Adam Weiner: So sweet. We made this film and I certainly didn’t expect it to play in a theatrical run or be released on demand. When I make an album, I don’t think about how it’s going to be released or are people going to hear it? I’m just making something that I think is great. So we made a great piece of entertainment and then the fact that it’s gotten picked up and we get to go across the country with all these screenings and see people’s faces during the screening and after and how all different people, all ages, backgrounds are connecting with it in different ways, from artists who see a piece of themselves in it, young people, queer people, Jewish people, it’s really been an amazing experience.
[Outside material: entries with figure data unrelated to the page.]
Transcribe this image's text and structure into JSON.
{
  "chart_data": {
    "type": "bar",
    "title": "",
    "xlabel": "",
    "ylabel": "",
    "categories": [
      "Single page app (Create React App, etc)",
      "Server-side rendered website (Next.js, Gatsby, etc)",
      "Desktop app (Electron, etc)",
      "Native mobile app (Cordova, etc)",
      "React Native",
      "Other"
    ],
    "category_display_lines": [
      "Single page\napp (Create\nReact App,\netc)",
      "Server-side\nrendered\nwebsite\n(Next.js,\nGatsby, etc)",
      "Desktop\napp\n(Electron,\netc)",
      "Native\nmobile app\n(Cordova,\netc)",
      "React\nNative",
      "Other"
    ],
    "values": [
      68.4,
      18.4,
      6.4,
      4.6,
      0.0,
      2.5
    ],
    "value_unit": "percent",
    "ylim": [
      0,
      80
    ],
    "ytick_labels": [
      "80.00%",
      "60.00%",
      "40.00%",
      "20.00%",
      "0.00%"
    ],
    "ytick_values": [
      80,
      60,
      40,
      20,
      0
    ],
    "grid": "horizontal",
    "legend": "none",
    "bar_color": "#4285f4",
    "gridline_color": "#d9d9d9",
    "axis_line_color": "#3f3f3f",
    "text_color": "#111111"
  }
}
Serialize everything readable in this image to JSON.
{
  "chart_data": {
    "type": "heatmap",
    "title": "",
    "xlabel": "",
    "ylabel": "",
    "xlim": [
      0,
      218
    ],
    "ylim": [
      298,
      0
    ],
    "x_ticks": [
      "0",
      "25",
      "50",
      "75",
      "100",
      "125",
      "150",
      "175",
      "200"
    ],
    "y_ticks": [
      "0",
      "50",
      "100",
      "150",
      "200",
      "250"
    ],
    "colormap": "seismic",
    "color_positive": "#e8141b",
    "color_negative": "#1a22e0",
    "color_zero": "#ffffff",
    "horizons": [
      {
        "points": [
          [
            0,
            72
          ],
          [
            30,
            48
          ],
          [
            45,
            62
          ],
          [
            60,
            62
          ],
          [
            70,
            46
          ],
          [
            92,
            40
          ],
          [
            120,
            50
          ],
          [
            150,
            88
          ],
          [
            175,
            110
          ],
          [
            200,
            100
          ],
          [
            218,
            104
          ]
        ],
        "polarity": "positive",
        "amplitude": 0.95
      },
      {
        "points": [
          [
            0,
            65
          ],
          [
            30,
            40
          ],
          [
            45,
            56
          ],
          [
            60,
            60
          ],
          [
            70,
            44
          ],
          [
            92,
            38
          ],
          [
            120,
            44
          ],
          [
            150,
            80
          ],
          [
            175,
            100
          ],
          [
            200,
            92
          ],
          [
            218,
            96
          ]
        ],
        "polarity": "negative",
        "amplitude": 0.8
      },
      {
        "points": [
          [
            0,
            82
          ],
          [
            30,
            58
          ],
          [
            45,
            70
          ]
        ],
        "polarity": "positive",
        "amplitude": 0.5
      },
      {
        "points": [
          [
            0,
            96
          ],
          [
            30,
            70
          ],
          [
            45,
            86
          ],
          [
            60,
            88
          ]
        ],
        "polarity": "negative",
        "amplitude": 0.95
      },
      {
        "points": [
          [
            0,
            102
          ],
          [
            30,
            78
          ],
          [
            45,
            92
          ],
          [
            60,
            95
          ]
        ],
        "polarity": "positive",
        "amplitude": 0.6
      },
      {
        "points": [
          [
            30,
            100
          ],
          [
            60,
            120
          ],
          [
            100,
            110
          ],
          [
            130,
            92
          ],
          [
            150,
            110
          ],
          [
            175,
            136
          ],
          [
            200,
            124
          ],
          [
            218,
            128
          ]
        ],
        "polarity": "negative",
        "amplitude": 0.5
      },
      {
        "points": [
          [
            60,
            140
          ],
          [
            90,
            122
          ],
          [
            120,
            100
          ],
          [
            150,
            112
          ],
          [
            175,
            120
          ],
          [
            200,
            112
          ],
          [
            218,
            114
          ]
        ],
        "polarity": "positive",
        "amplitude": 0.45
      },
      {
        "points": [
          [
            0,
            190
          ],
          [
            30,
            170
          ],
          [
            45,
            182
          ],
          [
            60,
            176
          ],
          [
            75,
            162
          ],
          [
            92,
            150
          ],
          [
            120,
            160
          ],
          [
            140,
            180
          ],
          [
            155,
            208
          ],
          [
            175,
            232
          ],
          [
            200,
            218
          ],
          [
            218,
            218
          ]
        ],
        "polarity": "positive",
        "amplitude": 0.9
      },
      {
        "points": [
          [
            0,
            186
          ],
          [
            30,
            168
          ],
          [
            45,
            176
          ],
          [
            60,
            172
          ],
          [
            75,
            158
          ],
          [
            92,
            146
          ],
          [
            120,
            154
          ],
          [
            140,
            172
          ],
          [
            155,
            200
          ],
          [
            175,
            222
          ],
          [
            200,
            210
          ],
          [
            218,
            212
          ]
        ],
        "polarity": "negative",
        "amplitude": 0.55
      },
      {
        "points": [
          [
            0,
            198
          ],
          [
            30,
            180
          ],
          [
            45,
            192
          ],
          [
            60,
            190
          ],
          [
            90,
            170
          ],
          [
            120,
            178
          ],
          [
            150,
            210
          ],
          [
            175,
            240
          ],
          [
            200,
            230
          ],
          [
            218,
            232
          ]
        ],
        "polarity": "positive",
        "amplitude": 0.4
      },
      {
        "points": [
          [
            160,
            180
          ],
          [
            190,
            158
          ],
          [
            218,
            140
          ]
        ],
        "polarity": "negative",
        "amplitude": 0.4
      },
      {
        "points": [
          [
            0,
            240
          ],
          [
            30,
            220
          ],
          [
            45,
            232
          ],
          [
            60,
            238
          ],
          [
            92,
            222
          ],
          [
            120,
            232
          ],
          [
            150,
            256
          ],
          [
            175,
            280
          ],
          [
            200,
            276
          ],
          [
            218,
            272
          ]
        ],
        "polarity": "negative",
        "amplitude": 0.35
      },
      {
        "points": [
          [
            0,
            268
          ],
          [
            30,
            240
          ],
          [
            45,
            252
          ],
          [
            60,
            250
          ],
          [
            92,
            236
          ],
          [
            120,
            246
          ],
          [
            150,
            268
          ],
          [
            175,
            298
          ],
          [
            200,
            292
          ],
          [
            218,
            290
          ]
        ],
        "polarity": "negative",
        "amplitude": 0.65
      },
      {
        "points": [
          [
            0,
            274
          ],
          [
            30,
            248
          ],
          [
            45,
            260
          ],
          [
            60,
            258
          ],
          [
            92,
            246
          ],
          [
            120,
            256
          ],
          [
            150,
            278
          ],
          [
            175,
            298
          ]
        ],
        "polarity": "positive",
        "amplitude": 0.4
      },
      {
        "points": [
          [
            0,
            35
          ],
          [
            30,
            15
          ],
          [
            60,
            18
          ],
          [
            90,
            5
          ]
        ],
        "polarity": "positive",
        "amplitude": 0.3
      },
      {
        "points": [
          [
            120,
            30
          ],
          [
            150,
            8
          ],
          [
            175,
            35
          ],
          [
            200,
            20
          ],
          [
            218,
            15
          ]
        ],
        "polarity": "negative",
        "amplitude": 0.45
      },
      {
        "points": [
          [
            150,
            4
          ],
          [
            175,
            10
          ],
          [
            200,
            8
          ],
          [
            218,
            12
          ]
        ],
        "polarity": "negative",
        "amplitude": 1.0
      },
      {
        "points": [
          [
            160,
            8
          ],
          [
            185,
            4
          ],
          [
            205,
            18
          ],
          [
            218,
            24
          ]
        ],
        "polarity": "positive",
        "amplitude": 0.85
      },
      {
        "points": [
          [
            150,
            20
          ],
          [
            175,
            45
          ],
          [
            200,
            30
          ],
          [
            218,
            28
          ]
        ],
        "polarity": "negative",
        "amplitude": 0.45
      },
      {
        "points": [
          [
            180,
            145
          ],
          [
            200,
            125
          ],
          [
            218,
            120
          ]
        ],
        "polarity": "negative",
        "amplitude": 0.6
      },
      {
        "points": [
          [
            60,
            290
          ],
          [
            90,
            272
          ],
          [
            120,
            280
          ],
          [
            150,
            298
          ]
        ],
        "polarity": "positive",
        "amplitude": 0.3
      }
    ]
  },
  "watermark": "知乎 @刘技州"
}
Roy Power: It’s pretty awesome. I agree with every word Adam said. It’s surreal. You never expect something like this to get into more than a couple of film festivals and then get dumped online. But we’ve gotten to tour so many great theaters across the country — places I’ve never known existed, but are the best movie theaters I’ve been to. In Austin, we were at AFS Cinema, which was founded by Richard Linklater and it was cool to be able to see some of my favorite movies — “Paris, Texas,” “The King of Comedy,” and then watch “Art Dealers” on the same screen. Going to Portland two nights ago, [we had] one of the coolest marquees ever, Cinema 21 with “Art Dealers” right there in big print. It’s pretty crazy to see. I hope it gets to happen again sometime soon.

“Art Dealers” will open in Los Angeles on September 27th at the Lumiere Music Hall, starting off with a special opening night screening at 8 pm followed by a live performance from Low Cut Connie. The film will be released on VOD on October 1st.